In Lecture 20, we explored how the Relaxed Ordering (RO) attribute allows software to flag specific packets to bypass blocked traffic. But what happens when a traffic jam involves packets originating from completely different, unrelated devices?
In Lecture 21, we are exploring a newer PCIe performance optimization feature: ID-Based Ordering (IDO). We will discover how IDO prevents unnecessary transaction stalls by looking at who sent the packet, allowing the fabric to safely reorder packets from completely different Requesters!
Part 1: The Problem with Unrelated Traffic
In our previous discussions on strict ordering, we learned that if a transaction is blocked (for instance, a posted write delayed due to a lack of Flow Control credits at a Root port), every subsequent transaction must wait in line behind it.
However, this strict rule ignores the nature of traffic streams. To use the PCIe specification’s terminology, packets coming from the exact same Requester are called a TLP stream. It is highly unlikely that packets from completely different requesters (different TLP streams) have any logical dependencies on one another.
Without IDO, if “Device A” sends a transaction that gets blocked, and “Device B” sends a completely unrelated transaction a microsecond later, Device B’s packet is unnecessarily delayed simply because it must stay in order with Device A’s packet.
Part 2: The ID-Based Ordering Solution
The solution to this performance bottleneck is incredibly straightforward: allow packets to be safely reordered if they do not share the same Requester ID (or Completer ID, in the case of Completion packets).
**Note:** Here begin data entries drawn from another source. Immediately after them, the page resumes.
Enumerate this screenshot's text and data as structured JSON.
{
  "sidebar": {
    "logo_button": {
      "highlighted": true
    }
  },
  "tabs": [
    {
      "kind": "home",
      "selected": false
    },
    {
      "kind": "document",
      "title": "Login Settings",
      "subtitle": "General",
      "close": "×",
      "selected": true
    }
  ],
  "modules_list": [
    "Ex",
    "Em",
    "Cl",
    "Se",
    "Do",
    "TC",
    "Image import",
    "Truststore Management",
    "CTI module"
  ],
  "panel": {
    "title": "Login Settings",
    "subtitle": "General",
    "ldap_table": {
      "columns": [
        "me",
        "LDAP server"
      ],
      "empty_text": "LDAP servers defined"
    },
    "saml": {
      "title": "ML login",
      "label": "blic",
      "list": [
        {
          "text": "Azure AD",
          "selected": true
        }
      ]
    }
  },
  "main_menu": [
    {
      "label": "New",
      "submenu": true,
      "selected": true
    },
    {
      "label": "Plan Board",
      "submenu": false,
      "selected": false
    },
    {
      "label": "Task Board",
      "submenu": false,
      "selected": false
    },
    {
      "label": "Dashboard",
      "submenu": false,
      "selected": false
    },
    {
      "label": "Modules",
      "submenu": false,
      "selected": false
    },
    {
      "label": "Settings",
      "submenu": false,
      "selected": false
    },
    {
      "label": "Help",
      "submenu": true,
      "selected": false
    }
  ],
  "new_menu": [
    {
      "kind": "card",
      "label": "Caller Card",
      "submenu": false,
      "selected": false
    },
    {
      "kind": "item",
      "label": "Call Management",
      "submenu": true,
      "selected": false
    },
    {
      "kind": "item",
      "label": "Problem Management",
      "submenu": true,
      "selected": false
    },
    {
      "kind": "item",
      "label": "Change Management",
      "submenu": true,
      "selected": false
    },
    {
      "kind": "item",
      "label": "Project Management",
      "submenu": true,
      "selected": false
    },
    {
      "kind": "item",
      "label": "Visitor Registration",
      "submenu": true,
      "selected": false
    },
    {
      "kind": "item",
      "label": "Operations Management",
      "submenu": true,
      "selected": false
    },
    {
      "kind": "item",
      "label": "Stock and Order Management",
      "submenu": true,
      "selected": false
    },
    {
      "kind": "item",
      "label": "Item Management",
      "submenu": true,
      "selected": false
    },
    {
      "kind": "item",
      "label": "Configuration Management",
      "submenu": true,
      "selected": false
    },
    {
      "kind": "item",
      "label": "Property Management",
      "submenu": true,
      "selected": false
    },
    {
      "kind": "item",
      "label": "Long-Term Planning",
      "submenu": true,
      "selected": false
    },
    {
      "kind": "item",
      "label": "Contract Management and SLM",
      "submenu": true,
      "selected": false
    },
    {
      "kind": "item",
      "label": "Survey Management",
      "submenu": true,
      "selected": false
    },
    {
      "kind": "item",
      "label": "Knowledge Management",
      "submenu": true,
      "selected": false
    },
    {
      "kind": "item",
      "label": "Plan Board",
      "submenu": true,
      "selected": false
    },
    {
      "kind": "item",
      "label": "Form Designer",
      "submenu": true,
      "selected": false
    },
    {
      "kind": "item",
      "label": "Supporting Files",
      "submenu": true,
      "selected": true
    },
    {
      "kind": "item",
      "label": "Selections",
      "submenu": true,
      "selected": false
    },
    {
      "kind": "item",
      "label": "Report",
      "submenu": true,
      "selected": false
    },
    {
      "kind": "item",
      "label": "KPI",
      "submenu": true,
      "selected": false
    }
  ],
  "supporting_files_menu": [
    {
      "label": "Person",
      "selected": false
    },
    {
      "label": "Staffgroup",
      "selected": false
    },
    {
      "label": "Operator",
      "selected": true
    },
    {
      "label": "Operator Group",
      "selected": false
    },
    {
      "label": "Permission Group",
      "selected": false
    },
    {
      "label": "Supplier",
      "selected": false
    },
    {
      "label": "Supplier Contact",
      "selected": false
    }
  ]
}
When ID-Based Ordering is enabled, a switch port can look at the incoming packets, recognize that they belong to different TLP streams based on their IDs, and allow them to safely bypass the stalled traffic. By treating traffic from different sources independently, the fabric maintains high throughput and prevents one device’s bottleneck from paralyzing the entire system.
Part 3: How IDO is Controlled
Just like Relaxed Ordering, ID-Based Ordering requires coordination between software and hardware:
- Software Enablement: Software enables the use of IDO for Requests or Completions coming from a given port by setting specific bits in the device’s Device Control 2 Register.
- The IDO Attribute Bit: Once enabled, software still decides whether each individual packet should use the feature. A specific attribute bit in the TLP header indicates to the system whether a packet is officially using IDO.
- Independent Completions: Interestingly, Completers can enable and use IDO independently. This means that a returning Completion packet might use IDO to bypass traffic, even if the original Request that initiated it did not have IDO enabled.
Part 4: When is it Safe to use IDO?
The PCIe specification highly recommends using IDO (and Relaxed Ordering) whenever it is safely possible. However, it is not a blanket solution for every scenario:
- When it is Safe: It is generally perfectly safe for an Endpoint to use IDO for all its TLPs if it is communicating directly with only one other entity, such as the Root Complex.
- When it is Unsafe: IDO becomes unsafe if an Endpoint is communicating with multiple agents simultaneously. For example, if a device performs a DMA write to system memory and then immediately performs a peer-to-peer write to trigger a flag in a second device, IDO could cause problems. If that second device receives the flag and triggers its own DMA write, IDO might allow the second device’s write to arrive at memory before the first device’s write, completely breaking the intended sequence.